Savu Viliame

Personal information
- Full name: Savu Mataika Viliame

International information
- National side: Fiji;

Career statistics
| Competition | FC |
| Matches | 3 |
| Runs scored | 50 |
| Batting average | 16.66 |
| 100s/50s | –/– |
| Top score | 14* |
| Balls bowled | 562 |
| Wickets | 11 |
| Bowling average | 19.27 |
| 5 wickets in innings | 1 |
| 10 wickets in match | – |
| Best bowling | 6/34 |
| Catches/stumpings | –/– |
- Source: Cricinfo, 14 March 2010

= Savu Viliame =

Fijian cricketer

Savu Mataika Viliame (born 1906 at Lau Islands, Fiji; died 1986 at Ono-i-Lau, Fiji) was a Fijian cricketer.

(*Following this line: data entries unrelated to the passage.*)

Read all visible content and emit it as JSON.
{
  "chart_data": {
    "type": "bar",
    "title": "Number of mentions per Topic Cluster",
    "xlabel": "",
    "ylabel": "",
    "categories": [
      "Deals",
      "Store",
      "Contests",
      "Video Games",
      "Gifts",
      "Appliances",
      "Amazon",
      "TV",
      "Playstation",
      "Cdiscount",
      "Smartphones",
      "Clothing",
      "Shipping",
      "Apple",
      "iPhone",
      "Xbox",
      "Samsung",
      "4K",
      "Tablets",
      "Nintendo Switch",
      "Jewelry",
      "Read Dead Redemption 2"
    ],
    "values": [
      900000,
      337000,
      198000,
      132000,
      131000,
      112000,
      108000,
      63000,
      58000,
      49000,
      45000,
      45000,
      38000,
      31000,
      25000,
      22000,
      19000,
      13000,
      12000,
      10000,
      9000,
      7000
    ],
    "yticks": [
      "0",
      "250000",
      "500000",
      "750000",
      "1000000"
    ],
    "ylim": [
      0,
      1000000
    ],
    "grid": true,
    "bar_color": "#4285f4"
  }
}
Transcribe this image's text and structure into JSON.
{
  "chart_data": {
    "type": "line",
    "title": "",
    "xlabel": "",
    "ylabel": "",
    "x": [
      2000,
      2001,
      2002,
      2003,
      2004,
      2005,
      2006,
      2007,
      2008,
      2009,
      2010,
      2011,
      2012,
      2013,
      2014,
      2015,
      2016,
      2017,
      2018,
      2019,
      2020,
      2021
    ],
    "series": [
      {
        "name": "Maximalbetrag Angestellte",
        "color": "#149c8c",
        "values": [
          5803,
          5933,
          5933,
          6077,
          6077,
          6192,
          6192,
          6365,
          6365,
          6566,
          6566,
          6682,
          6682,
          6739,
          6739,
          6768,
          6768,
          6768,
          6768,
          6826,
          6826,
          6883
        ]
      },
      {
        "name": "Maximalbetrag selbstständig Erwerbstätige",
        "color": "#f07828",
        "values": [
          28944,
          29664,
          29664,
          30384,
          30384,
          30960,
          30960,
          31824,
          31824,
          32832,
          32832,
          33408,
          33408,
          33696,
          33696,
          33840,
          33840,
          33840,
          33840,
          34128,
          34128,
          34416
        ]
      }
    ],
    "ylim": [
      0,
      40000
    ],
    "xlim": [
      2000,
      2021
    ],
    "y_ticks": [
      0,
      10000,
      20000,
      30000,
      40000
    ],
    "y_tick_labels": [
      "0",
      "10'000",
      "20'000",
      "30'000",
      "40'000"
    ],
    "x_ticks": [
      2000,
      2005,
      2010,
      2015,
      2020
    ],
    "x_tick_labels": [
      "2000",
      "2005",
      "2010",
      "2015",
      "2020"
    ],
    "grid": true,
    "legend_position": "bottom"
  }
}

Viliame made his first-class debut for Fiji in 1948 against Auckland during Fiji's 1947/48 tour of New Zealand, where he played two first-class matches during the tour against Wellington and Auckland.

In his 3 first-class matches for Fiji he scored 50 runs at a batting average of 16.66, with a high score of 14*. With the ball he took 11 wickets at a bowling average of 19.27, with a single five wicket haul against Wellington in where he took 6/34 in Weelington's first innings.

Viliame also represented Fiji in 3 non first-class matches for Fiji on their 1947/48 tour.

Viliame died in 1986 at Ono-i-Lau, Fiji.